La tormenta iba en aumento, y los relámpagos alumbraban por instantes la tez oscura de la tarde. El mar era gris, marrón incluso. Entre nuestras manos se resbalaba un fino hilo de agua salada, y al pasarlas por la comisura de nuestros labios, nos dejaban como un diminuto sabor a sal que nos embriagaba y encendía nuestro anhelo aún más si cabe. Todo parecía dispuesto para la satisfacción de nuestros deseos. Todo el mundo era nuestro mundo. Todas las cosas estaban ahí sin otro afán que el de cumplir rigurosamente con el destino que les habíamos marcado. ¡Éramos los dueños del paisaje!

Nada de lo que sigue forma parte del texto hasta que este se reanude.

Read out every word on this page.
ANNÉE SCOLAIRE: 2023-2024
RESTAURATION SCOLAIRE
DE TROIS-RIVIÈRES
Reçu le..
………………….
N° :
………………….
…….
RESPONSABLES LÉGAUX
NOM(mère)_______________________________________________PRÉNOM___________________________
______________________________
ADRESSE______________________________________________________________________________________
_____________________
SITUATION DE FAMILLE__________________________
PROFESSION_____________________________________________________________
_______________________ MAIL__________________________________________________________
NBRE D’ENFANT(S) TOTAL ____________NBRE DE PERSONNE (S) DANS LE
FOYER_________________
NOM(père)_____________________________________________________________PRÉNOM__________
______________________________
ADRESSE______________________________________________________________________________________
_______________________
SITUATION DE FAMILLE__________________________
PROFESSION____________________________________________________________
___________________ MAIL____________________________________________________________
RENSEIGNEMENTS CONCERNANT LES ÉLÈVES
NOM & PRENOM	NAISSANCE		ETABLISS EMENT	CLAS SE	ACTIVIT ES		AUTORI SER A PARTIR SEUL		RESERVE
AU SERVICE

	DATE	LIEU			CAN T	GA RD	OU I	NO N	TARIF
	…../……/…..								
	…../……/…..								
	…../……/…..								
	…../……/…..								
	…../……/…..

El éxtasis se debe parecer a todo esto, pensábamos mientras nos dejábamos llevar, ahora ya sin cuidado de mojarnos, por la respiración profunda y cadenciosa de las olas. Acabamos respirando a su ritmo, y la satisfacción invadía todos nuestros miembros, todas nuestras caras eran una sola cara en ese instante tan fugaz como eterno en el que decidimos lanzarnos cogidos de la mano al vacío inconmensurable de las olas, guiados por el azaroso volar de una gaviota que pasaba por allí. Nada hay que se parezca a esto, afirmamos mientras penetrábamos en el aire enrarecido de la tormenta. Nada puede ser tan fascinante, tan íntimo como el acto de volar sin alas, sabiendo que llega el fin que no es sino el principio de todo, el silencio que pausado alcanza aquellos lugares donde nada ni nadie es capaz de llegar. Abrazados al aire nos encogimos de dicha, y notamos al instante un breve chasquido que nos dejó como aturdidos, para ser al siguiente instante nube y ala, luna y ola. Un silencio total que nos liberó por fin de las palabras vanas.